There is an abundance of bicycle tyre waste around the world, especially in urban areas like large towns and cities. Dublin has seen considerable growth in bicycle use in the last 10 years, and figures are expected to keep growing. Below are two charts showing this increase:

Part of this increase in bicycle usage can be credited to initiatives such as the ‘Bike To Work’ scheme and ‘DublinBikes’, set up in order to increase the use of bicycles, reduce traffic congestion, improve air quality and promote a healthier, more eco-friendly method of daily transport.

The ‘Bike to Work’ scheme is a tax incentive scheme which aims to encourage employees to cycle to and from work. Under the scheme employers can pay for bicycles and bicycle equipment for their employees and the employee pays back through a salary sacrifice arrangement of up to 12 months. The employee is not liable for tax, PRSI, levies or the Universal Social Charge on their repayments making it an attractive option for people working in the city as they can make a saving of up to 5% of the retail price.


Why a bench?

We chose to design a public bench for a number of reasons: Many of us in the group had personal experiences of going to public parks are realising there was no place to sit down.

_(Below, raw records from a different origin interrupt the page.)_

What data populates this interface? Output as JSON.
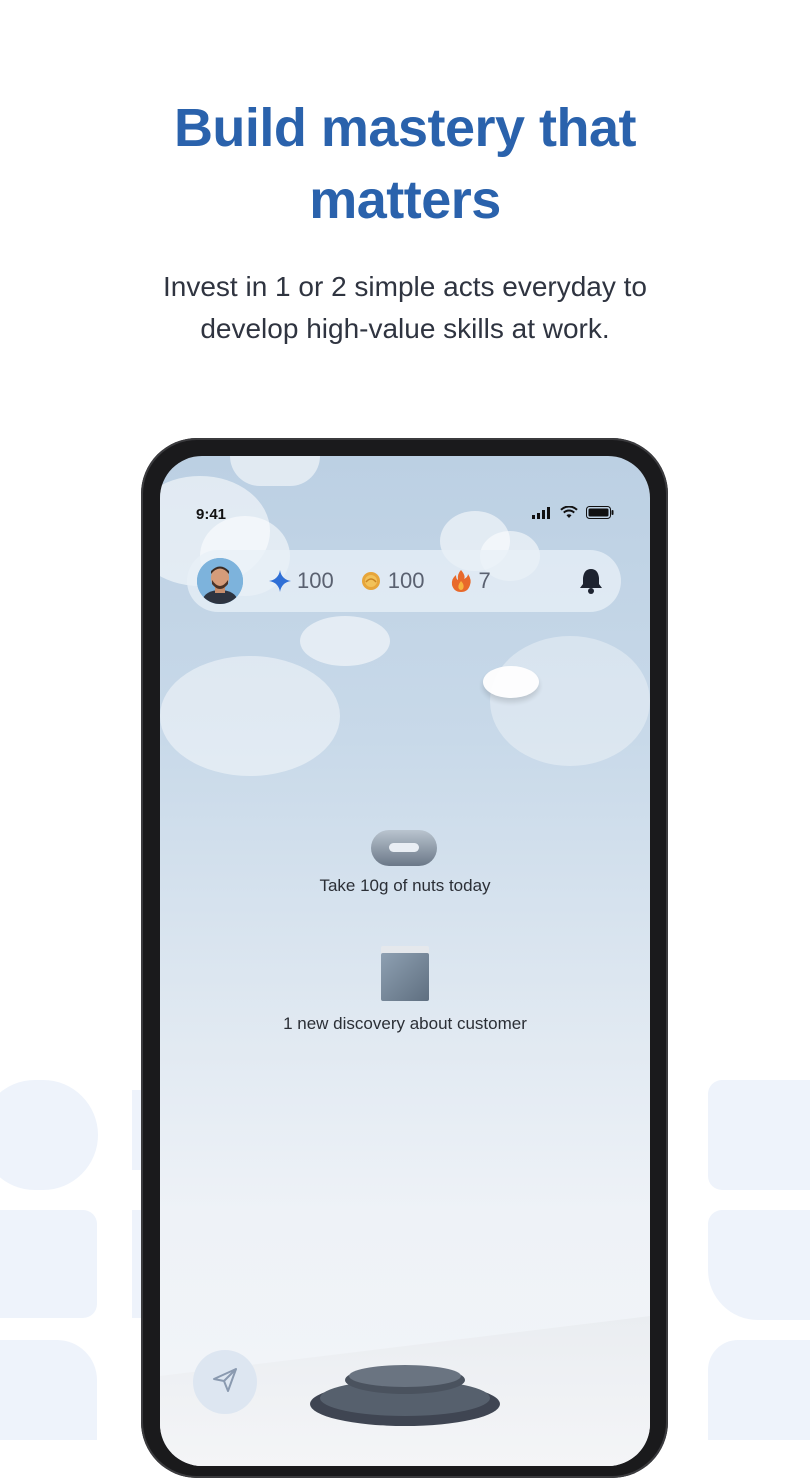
{
  "headline": {
    "line1": "Build mastery that",
    "line2": "matters"
  },
  "subheadline": {
    "line1": "Invest in 1 or 2 simple acts everyday to",
    "line2": "develop high-value skills  at work."
  },
  "phone": {
    "status_bar": {
      "time": "9:41"
    },
    "top_bar": {
      "stats": [
        {
          "icon": "sparkle-icon",
          "value": "100"
        },
        {
          "icon": "coin-icon",
          "value": "100"
        },
        {
          "icon": "flame-icon",
          "value": "7"
        }
      ]
    },
    "habits": [
      {
        "icon": "ring-icon",
        "label": "Take 10g of nuts today"
      },
      {
        "icon": "cube-icon",
        "label": "1 new discovery about customer"
      }
    ]
  },
  "colors": {
    "headline": "#2a62ac",
    "text": "#2f3440",
    "sparkle": "#2f6fd6",
    "coin": "#e7a53a",
    "flame": "#e8692a"
  }
}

Either there are no free benches to sit down on or none at all so for this reason we chose to focus on a park bench. Everyone gets tired and needs somewhere to sit down sometimes! We wanted to create a useful product that anyone of any age could use so there are no limitations in spreading awareness around tyre waste. We chose an outdoor bench instead of an indoor one so people had the chance to be outdoors more and enjoy the beauty of nature. This echoes one of the many reasons why people like to use bicycles!

The Design

The bench is designed to comfortably sit two people and is made from two main materials, plastic lumber for the frame and recycled bicycle tyres for the seat. Plastic lumber is a strong and hard-wearing material, commonly used in outdoor furniture and is perfect for our design and would further reinforce it as a sustainable and recycled product. Rubber tyres are durable and sturdy, making it suitable for use in our design. Its elastic properties make for a more comfortable seating experience as opposed to regular solid benches.

Apart from screws and staples, all the materials used in making the prototype were reused. We used timber salvaged from old discarded pallets, reused plywood from an old table and waste bicycle tyres from a bicycle repair shop. All materials for the build were sourced from the Rediscovery Centre in Ballymun, county Dublin. We designed the frame for Garreth to build and he showed us how to build it ourselves and helped with its construction. We did have ideas for using bike wheels as armrests but collectively decided to leave them out as they weren’t really necessary.

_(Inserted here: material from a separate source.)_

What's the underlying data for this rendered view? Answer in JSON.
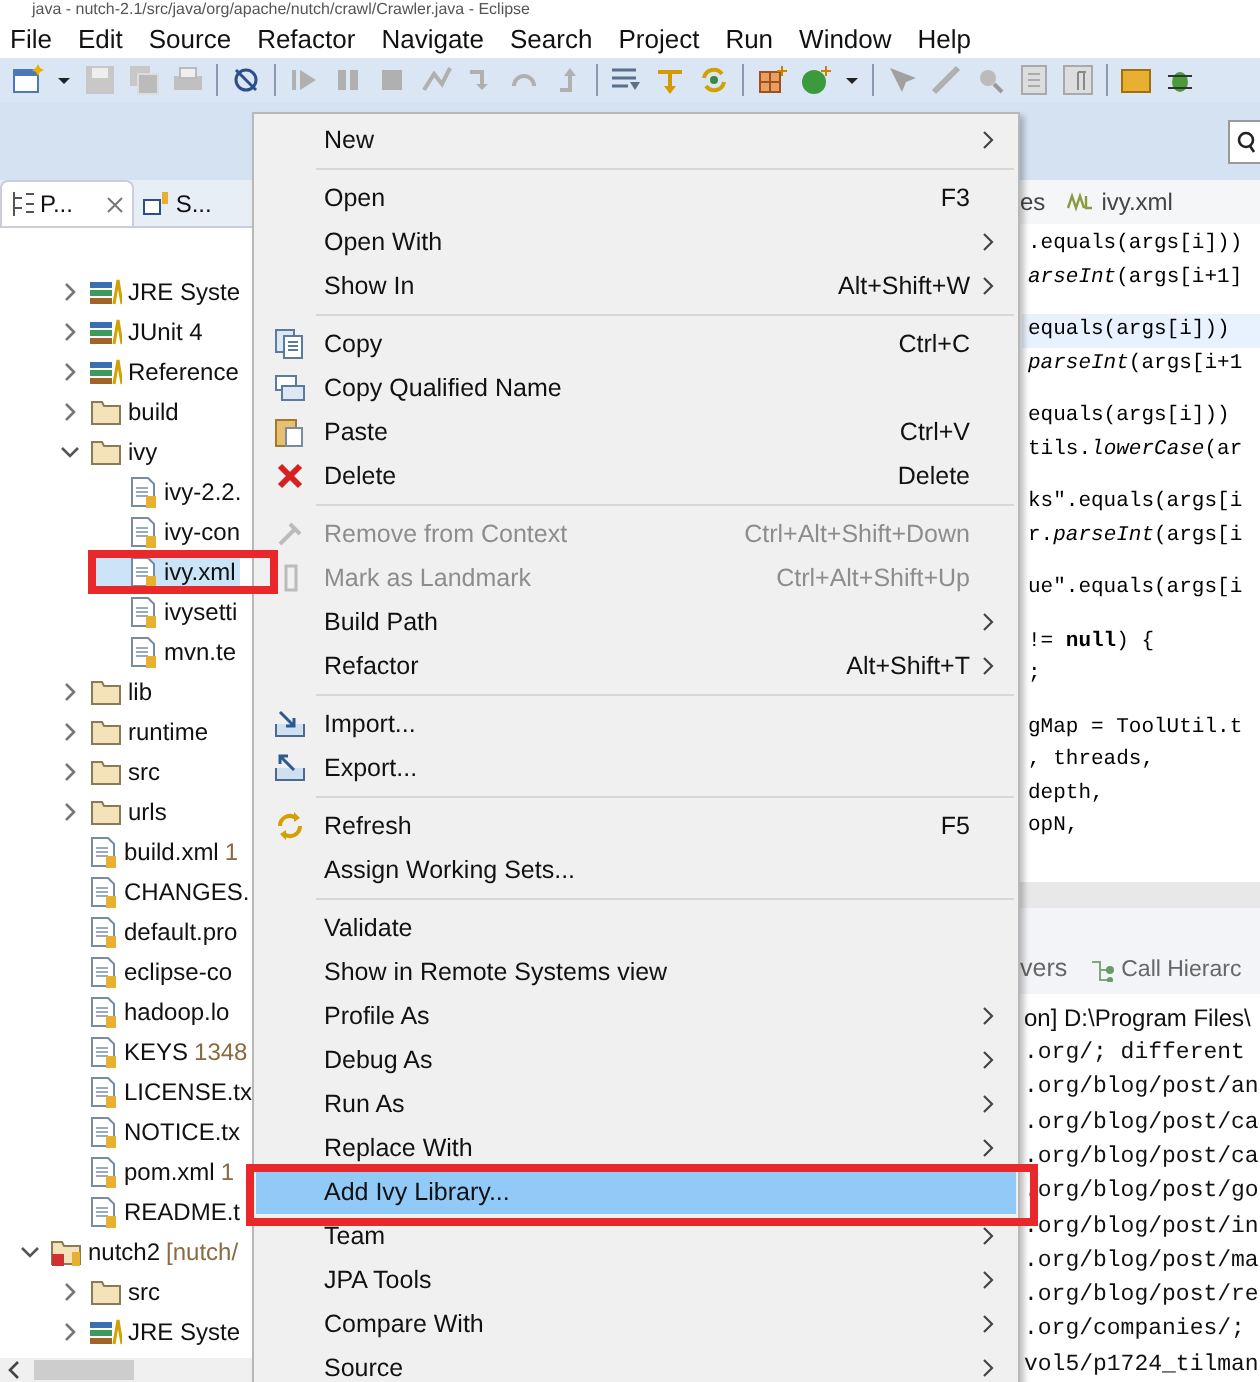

Initially we intended to use old rubber inner tubes in addition to bicycle tyres for our design, but following some further research into the material we found that when inner tubes are exposed to direct sunlight, the material actually begins to degrade…not at all suitable for an outdoor bench! Taking this into account we decided that in the case of damage, either through natural weathering or through vandalism, the design should allow for maintenance and repair. We added the ability to swap out tyres in case of damage which is a common issue for public furniture.

Instead of installing normal public benches constructed from conventional materials, why not utilise designs that are made from reused materials and hopefully inspire more people to think about recycling and the issues of waste.

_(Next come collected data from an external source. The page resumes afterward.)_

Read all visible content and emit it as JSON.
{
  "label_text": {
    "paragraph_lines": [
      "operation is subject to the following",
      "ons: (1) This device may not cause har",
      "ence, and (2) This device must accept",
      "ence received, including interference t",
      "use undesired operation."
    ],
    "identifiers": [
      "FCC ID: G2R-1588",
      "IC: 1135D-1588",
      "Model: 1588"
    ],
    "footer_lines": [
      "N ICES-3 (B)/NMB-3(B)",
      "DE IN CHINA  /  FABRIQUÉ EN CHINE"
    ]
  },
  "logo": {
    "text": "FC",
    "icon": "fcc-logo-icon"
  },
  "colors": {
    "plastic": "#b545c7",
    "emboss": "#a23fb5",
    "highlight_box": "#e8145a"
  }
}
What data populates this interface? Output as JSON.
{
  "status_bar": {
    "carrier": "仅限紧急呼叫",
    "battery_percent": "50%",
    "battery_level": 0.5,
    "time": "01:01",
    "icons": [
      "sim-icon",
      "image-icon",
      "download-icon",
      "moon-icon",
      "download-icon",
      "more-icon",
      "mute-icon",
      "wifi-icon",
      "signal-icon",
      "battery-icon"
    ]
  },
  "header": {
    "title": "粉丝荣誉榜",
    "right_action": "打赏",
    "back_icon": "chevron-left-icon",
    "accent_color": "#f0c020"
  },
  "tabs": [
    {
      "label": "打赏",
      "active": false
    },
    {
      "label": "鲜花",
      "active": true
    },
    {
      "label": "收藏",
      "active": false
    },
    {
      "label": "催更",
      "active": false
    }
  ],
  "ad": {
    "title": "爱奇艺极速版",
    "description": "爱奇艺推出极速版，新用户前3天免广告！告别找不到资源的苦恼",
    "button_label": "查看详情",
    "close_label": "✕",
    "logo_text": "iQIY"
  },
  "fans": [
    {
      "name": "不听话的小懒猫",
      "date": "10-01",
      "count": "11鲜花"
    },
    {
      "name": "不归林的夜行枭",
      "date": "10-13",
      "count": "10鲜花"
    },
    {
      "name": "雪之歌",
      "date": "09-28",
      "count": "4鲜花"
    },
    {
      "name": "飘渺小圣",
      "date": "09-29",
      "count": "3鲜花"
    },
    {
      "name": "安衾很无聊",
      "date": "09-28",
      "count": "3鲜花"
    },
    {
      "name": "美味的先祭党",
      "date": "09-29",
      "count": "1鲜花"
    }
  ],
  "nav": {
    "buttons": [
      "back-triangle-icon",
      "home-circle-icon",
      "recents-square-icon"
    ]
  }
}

This has been a really enjoyable experience for the team, we all agree that the best part of the project was seeing our design come to life and learning more about our creative potential when we work together as a team. Designing a product like this is not usually something that we would do and many of us were not aware of the design process or had ever heard of design thinking before Eco-Step. Coming up with concepts was fun and making something that was useful and you could actually sit on was really exciting!